Quels sont les mots-record en
rapport avec l’anagramme ? Les plus longs semblent être imperméabiliseraient
qui donne ce pétard un peu mouillé qu’est réimperméabilisaient, et départementalisèrent
(qui fait interdépartementales) — 20 lettres quand même...

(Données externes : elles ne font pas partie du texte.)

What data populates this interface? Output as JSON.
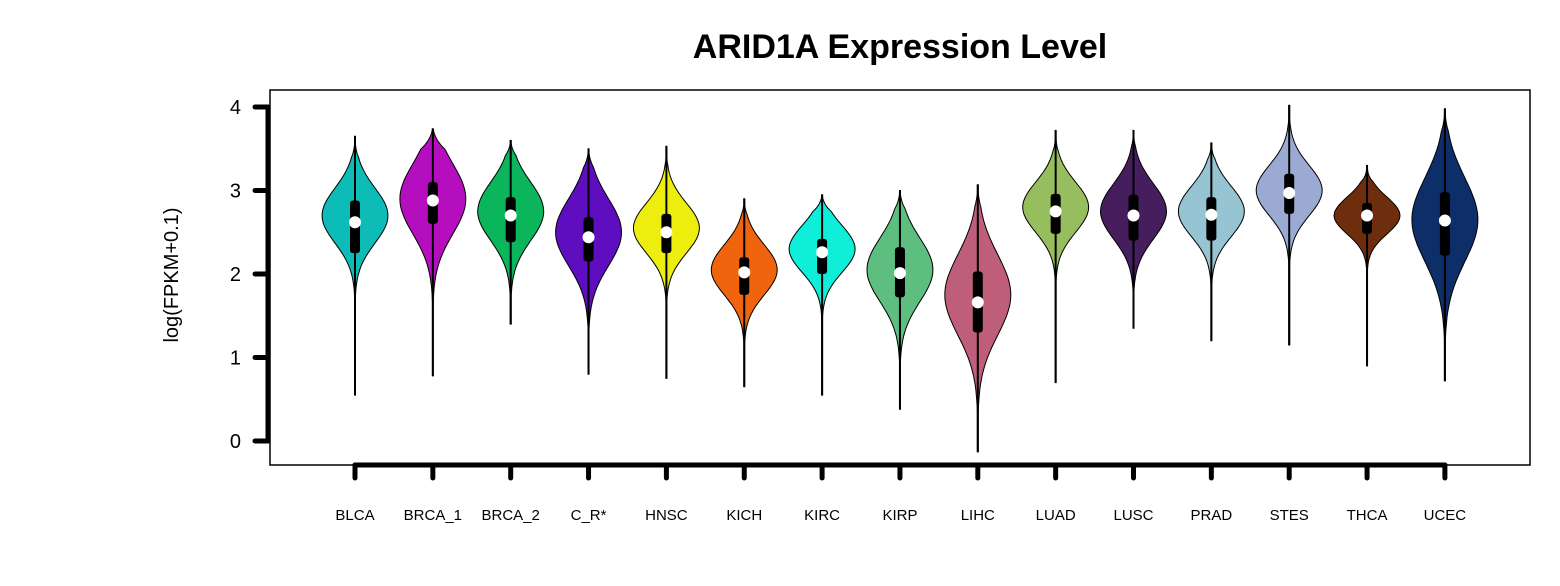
{
  "chart_data": {
    "type": "violin",
    "title": "ARID1A Expression Level",
    "xlabel": "",
    "ylabel": "log(FPKM+0.1)",
    "ylim": [
      0,
      4
    ],
    "yticks": [
      0,
      1,
      2,
      3,
      4
    ],
    "grid": false,
    "categories": [
      "BLCA",
      "BRCA_1",
      "BRCA_2",
      "C_R*",
      "HNSC",
      "KICH",
      "KIRC",
      "KIRP",
      "LIHC",
      "LUAD",
      "LUSC",
      "PRAD",
      "STES",
      "THCA",
      "UCEC"
    ],
    "colors": [
      "#0EBCB7",
      "#B40EBE",
      "#0BB55C",
      "#5E0EBE",
      "#EEEE0E",
      "#F0640E",
      "#0EEED8",
      "#5EBE80",
      "#BE5E7A",
      "#96BE5E",
      "#461E5E",
      "#96C4D2",
      "#9AAAD2",
      "#6E2E0E",
      "#0E2E6A"
    ],
    "series": [
      {
        "name": "BLCA",
        "min": 0.55,
        "max": 3.65,
        "q1": 2.25,
        "median": 2.62,
        "q3": 2.88,
        "peak": 2.7,
        "spread": 0.33
      },
      {
        "name": "BRCA_1",
        "min": 0.78,
        "max": 3.74,
        "q1": 2.6,
        "median": 2.88,
        "q3": 3.1,
        "peak": 2.9,
        "spread": 0.42
      },
      {
        "name": "BRCA_2",
        "min": 1.4,
        "max": 3.6,
        "q1": 2.38,
        "median": 2.7,
        "q3": 2.92,
        "peak": 2.75,
        "spread": 0.35
      },
      {
        "name": "C_R*",
        "min": 0.8,
        "max": 3.5,
        "q1": 2.15,
        "median": 2.44,
        "q3": 2.68,
        "peak": 2.5,
        "spread": 0.4
      },
      {
        "name": "HNSC",
        "min": 0.75,
        "max": 3.53,
        "q1": 2.25,
        "median": 2.5,
        "q3": 2.72,
        "peak": 2.55,
        "spread": 0.3
      },
      {
        "name": "KICH",
        "min": 0.65,
        "max": 2.9,
        "q1": 1.75,
        "median": 2.02,
        "q3": 2.2,
        "peak": 2.05,
        "spread": 0.3
      },
      {
        "name": "KIRC",
        "min": 0.55,
        "max": 2.95,
        "q1": 2.0,
        "median": 2.26,
        "q3": 2.42,
        "peak": 2.3,
        "spread": 0.28
      },
      {
        "name": "KIRP",
        "min": 0.38,
        "max": 3.0,
        "q1": 1.72,
        "median": 2.01,
        "q3": 2.32,
        "peak": 2.05,
        "spread": 0.38
      },
      {
        "name": "LIHC",
        "min": -0.13,
        "max": 3.07,
        "q1": 1.3,
        "median": 1.66,
        "q3": 2.03,
        "peak": 1.75,
        "spread": 0.48
      },
      {
        "name": "LUAD",
        "min": 0.7,
        "max": 3.72,
        "q1": 2.48,
        "median": 2.75,
        "q3": 2.96,
        "peak": 2.8,
        "spread": 0.3
      },
      {
        "name": "LUSC",
        "min": 1.35,
        "max": 3.72,
        "q1": 2.4,
        "median": 2.7,
        "q3": 2.95,
        "peak": 2.75,
        "spread": 0.33
      },
      {
        "name": "PRAD",
        "min": 1.2,
        "max": 3.57,
        "q1": 2.4,
        "median": 2.71,
        "q3": 2.92,
        "peak": 2.75,
        "spread": 0.3
      },
      {
        "name": "STES",
        "min": 1.15,
        "max": 4.02,
        "q1": 2.72,
        "median": 2.97,
        "q3": 3.2,
        "peak": 3.0,
        "spread": 0.3
      },
      {
        "name": "THCA",
        "min": 0.9,
        "max": 3.3,
        "q1": 2.48,
        "median": 2.7,
        "q3": 2.85,
        "peak": 2.7,
        "spread": 0.22
      },
      {
        "name": "UCEC",
        "min": 0.72,
        "max": 3.98,
        "q1": 2.22,
        "median": 2.64,
        "q3": 2.98,
        "peak": 2.65,
        "spread": 0.5
      }
    ]
  }
}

Le mot qui présente le plus
d’anagrammes semble être arétins (de la ville d’Arezzo) lequel
produit les 20 mélanges suivants :
arétins
arisent
entrais
inertas
insérât
ratines
rentais
résinât
retsina
riantes
satiner
sentira
sériant
serinât
taniser
tarines
tarsien
traînes
transie
tsarine
(ariser : diminuer la surface d’une voile ; résiner,
enduire de résine ; inerter,
enrober des déchets toxiques ; taniser, ajouter du tanin ; tarine, race
bovine).
Émirats n’est
pas mal non plus ; il engendre la série suivante :
émirats
maîtres
mariste
méritas
métrais
mirâtes
miteras
remisât
rimâtes
tamiers
tamiser
tarîmes
tirâmes
triâmes
(un mariste
est sociétaire de Marie, le tamier une plante vivace à baie rouge).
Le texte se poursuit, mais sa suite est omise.